The other Ulster semi-final between either Antrim or Armagh and Cavan or Tyrone will also take place on the weekend of 26-27 April with the provincial decider scheduled for 11 May.
The group stage of the All-Ireland championship will begin a week later with the format unchanged from the past couple of seasons despite some grumblings.
Knockout football be kicked off by the preliminary quarter-finals on 21-22 June with Sam Maguire action concluding on 27 July - albeit with the possibility of a replay two weeks later if a motion calling for their return is passed at next February's GAA Congress.
Malachy O'Rourke, Paddy Tally and Gabriel Bannigan were not the only inter-county managerial changes in Ulster during the autumn.
Antrim hurlers will be in guided in 2025 by the redoubtable Clare man Davy Fitzgerald, who takes over in the Saffrons post from Darren Gleeson after previous roles with Waterford (twice), his native county and Wexford, which included guiding the Banner men to the 2013 All-Ireland title.
Fitzgerald's Antrim will open their Allianz Hurling League campaign in the rejigged Division One B against Dublin at Croke Park on 25 January, which will be the first of six games in seven weeks for the Saffrons.
Antrim will host Westmeath on 2 February before facing Offaly in Tullamore seven days later and following a weekend off, the Saffrons will welcome Fitzgerald's former Waterford side to Corrigan Park on 23 February before contests with Carlow (Netwatch Cullen Park) and Laois (Ballycastle).

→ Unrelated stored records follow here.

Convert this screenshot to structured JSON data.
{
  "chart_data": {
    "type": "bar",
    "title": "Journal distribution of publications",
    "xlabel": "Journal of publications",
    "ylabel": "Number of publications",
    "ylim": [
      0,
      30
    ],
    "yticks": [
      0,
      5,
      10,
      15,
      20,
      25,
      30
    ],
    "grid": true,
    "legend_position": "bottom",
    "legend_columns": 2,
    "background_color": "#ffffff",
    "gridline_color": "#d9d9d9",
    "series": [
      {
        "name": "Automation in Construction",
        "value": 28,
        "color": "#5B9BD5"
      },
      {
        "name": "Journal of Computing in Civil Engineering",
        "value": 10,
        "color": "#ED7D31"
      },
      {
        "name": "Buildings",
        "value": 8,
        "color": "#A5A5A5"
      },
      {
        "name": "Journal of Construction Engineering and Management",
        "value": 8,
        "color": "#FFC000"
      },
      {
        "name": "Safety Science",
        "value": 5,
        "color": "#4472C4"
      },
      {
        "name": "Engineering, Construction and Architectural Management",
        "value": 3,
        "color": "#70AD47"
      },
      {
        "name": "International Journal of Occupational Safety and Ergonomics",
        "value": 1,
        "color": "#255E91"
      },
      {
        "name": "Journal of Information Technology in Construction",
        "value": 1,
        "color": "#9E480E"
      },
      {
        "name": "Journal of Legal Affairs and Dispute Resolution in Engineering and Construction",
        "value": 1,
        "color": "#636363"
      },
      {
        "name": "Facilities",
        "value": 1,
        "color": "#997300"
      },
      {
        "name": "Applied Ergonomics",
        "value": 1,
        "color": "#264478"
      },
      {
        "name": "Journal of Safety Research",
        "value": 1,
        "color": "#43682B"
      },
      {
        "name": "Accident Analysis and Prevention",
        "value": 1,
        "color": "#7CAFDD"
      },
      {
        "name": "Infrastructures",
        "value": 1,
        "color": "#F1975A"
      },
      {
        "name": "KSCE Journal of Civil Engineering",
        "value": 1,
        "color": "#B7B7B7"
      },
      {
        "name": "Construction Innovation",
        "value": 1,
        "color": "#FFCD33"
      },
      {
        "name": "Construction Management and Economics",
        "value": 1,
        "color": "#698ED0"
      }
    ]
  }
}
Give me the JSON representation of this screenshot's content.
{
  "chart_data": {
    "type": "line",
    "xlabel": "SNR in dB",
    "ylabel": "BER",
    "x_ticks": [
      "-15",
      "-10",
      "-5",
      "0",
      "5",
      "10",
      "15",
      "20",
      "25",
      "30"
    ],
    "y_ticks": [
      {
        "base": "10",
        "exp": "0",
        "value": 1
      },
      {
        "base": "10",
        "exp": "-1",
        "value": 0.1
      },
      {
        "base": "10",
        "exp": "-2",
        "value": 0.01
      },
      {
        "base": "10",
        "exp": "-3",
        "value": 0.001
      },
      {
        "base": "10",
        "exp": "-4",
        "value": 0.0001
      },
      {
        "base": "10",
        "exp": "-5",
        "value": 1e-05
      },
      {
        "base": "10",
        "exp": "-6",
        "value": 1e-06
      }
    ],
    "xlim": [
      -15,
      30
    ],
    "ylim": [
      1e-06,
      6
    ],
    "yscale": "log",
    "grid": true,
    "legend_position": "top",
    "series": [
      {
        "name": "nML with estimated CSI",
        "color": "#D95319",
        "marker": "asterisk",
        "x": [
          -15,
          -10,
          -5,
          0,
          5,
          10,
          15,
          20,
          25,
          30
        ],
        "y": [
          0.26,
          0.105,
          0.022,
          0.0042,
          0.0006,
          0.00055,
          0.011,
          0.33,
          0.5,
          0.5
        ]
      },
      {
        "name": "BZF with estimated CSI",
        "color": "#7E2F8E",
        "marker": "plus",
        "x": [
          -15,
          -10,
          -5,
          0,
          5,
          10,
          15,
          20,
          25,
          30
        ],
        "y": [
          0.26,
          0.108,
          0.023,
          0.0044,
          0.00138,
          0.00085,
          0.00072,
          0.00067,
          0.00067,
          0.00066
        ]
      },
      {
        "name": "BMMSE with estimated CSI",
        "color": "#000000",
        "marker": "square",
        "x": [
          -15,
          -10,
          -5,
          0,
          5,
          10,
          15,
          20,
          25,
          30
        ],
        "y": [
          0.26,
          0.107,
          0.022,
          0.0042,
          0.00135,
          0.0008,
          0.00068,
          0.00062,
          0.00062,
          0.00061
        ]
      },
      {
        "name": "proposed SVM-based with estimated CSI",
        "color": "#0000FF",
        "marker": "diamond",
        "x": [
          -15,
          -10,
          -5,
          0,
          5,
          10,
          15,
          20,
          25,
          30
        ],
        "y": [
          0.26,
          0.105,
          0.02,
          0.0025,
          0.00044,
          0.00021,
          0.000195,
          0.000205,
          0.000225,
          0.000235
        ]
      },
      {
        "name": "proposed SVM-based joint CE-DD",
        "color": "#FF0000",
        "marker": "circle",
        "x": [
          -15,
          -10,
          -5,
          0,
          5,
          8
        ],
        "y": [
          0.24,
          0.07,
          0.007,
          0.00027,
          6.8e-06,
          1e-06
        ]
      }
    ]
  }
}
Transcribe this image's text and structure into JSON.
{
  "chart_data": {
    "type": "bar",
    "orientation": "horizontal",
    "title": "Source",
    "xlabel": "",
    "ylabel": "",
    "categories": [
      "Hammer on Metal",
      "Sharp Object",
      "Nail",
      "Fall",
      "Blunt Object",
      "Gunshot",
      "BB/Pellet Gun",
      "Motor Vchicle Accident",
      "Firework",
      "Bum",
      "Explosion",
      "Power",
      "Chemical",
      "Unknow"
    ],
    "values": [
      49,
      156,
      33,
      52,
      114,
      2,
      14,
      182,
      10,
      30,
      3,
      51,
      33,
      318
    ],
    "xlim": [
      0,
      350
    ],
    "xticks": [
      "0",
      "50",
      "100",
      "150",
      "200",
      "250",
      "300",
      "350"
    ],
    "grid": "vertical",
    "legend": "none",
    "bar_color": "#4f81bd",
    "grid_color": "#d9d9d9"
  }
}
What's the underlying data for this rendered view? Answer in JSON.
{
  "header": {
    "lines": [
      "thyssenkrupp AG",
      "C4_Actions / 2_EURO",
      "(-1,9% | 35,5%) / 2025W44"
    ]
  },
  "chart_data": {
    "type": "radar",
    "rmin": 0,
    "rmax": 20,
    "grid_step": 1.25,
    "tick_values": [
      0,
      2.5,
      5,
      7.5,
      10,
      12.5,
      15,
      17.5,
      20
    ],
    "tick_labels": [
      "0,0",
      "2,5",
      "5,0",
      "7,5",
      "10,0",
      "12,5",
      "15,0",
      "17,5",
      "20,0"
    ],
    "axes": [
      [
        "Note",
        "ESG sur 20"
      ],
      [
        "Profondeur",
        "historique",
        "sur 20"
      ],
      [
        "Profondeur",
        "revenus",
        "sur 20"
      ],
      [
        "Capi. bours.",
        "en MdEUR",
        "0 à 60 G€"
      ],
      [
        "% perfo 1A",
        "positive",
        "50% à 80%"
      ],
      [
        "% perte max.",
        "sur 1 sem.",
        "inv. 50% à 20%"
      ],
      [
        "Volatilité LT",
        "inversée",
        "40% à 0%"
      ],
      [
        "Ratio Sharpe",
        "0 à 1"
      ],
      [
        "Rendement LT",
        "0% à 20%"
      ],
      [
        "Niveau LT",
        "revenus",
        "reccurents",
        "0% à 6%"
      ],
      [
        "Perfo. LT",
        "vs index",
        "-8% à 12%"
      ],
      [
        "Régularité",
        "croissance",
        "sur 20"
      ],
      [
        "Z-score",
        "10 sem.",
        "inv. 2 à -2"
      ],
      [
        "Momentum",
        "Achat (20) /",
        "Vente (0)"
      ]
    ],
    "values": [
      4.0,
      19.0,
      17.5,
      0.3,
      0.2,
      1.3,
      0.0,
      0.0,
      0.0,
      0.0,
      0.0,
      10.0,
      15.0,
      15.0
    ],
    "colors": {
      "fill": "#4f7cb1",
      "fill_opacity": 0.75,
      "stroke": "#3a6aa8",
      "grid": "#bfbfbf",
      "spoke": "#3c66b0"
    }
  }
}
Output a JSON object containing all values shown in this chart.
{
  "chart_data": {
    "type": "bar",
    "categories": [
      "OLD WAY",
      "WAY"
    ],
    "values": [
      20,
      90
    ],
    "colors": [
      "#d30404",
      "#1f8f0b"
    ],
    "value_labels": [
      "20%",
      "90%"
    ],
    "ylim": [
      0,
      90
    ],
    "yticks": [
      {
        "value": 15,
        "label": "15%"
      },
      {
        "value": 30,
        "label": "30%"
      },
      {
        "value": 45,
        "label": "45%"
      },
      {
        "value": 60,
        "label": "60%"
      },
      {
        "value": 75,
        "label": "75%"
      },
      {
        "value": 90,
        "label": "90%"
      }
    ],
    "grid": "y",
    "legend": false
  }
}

The top two sides after the concluding round of games on 22 March - which Antrim will not be involved in because of the seven-team division - will earn promotion to the newly-beefed up Division One A.
Waterford and Dublin will probably be the two fancied counties but Fitzgerald will surely view both of them as eminently beatable but also knowing full well that Westmeath, Offaly, Carlow and Laois will have to be given full respect.